Пожалуй, тяжелее всего неприветливые условия переживала мадемуазель Камелия. Ее прелестный маленький носик был слишком нежен, как и белая кожа, привыкшая к шелку, нежели к застиранным грубым простыням. Оставляя девушку одну в комнате, я с трудом подавил желание утешить ее, как ребенка, однако она, как мне представляется, была нетерпима к жалости. Чувство, хорошее для мужчины, но мало идущее женщине.

В свою очередь я, оставшись в тишине, раскрыл свой дневник на чистой странице, сквозь которую просвечивало чернильное пятно, как напоминание о моей нерешительности и сомнениях. Что же мне написать? О своих страхах, о своих мыслях?

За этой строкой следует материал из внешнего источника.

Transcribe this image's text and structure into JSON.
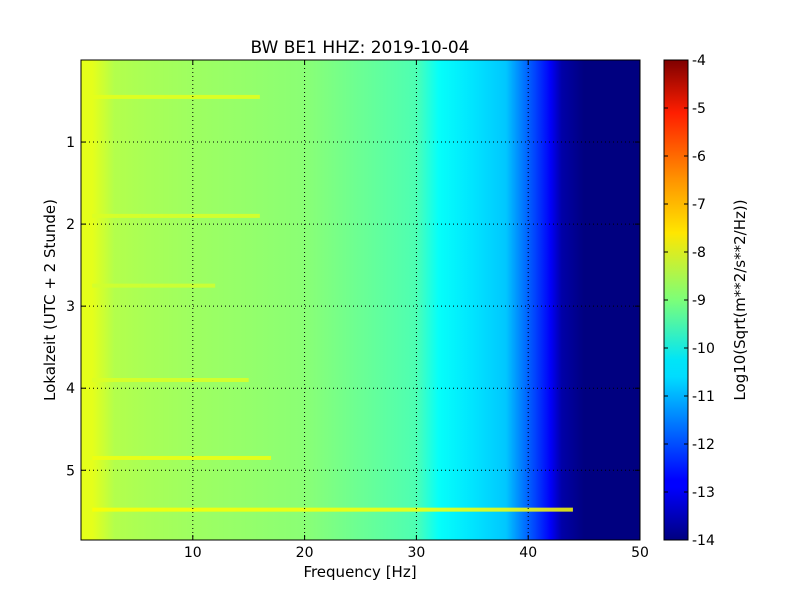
{
  "chart_data": {
    "type": "heatmap",
    "title": "BW BE1 HHZ: 2019-10-04",
    "xlabel": "Frequency [Hz]",
    "ylabel": "Lokalzeit (UTC + 2 Stunde)",
    "xlim": [
      0,
      50
    ],
    "ylim": [
      5.85,
      0
    ],
    "x_ticks": [
      10,
      20,
      30,
      40,
      50
    ],
    "y_ticks": [
      1,
      2,
      3,
      4,
      5
    ],
    "grid": true,
    "colormap": "jet",
    "colorbar": {
      "label": "Log10(Sqrt(m**2/s**2/Hz))",
      "range": [
        -14,
        -4
      ],
      "ticks": [
        -4,
        -5,
        -6,
        -7,
        -8,
        -9,
        -10,
        -11,
        -12,
        -13,
        -14
      ]
    },
    "frequency_profile": {
      "frequency_hz": [
        0.3,
        1,
        3,
        6,
        10,
        15,
        20,
        25,
        30,
        32,
        35,
        38,
        40,
        42,
        43,
        45,
        50
      ],
      "log10_amplitude": [
        -8.0,
        -8.0,
        -8.5,
        -8.6,
        -8.7,
        -8.8,
        -8.9,
        -9.2,
        -9.5,
        -10.2,
        -10.5,
        -10.8,
        -11.8,
        -12.8,
        -13.6,
        -14.0,
        -14.0
      ]
    },
    "notable_bands": [
      {
        "hour": 0.45,
        "fmin": 1,
        "fmax": 16,
        "log10_amplitude": -8.0
      },
      {
        "hour": 1.9,
        "fmin": 1,
        "fmax": 16,
        "log10_amplitude": -8.1
      },
      {
        "hour": 2.75,
        "fmin": 1,
        "fmax": 12,
        "log10_amplitude": -8.2
      },
      {
        "hour": 3.9,
        "fmin": 1,
        "fmax": 15,
        "log10_amplitude": -8.1
      },
      {
        "hour": 4.85,
        "fmin": 1,
        "fmax": 17,
        "log10_amplitude": -7.9
      },
      {
        "hour": 5.48,
        "fmin": 1,
        "fmax": 44,
        "log10_amplitude": -7.8
      }
    ]
  }
}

Я достал карандаш и принялся старательно его затачивать, пытаясь хоть как-то привести в порядок голову. Я давно перестал понимать, что и зачем делаю. Причины моих поступков определялись короткой строчкой в записке, и я шел по этому призрачному следу, мало задумываясь о том, что найду в конце пути. Наверное, я превратился в одержимого, раз сам раз за разом ищу то, что способно свести с ума человека нормального. Я погряз во тьме и все глубже погружаюсь в нее не по воле судьбы, а по собственному желанию.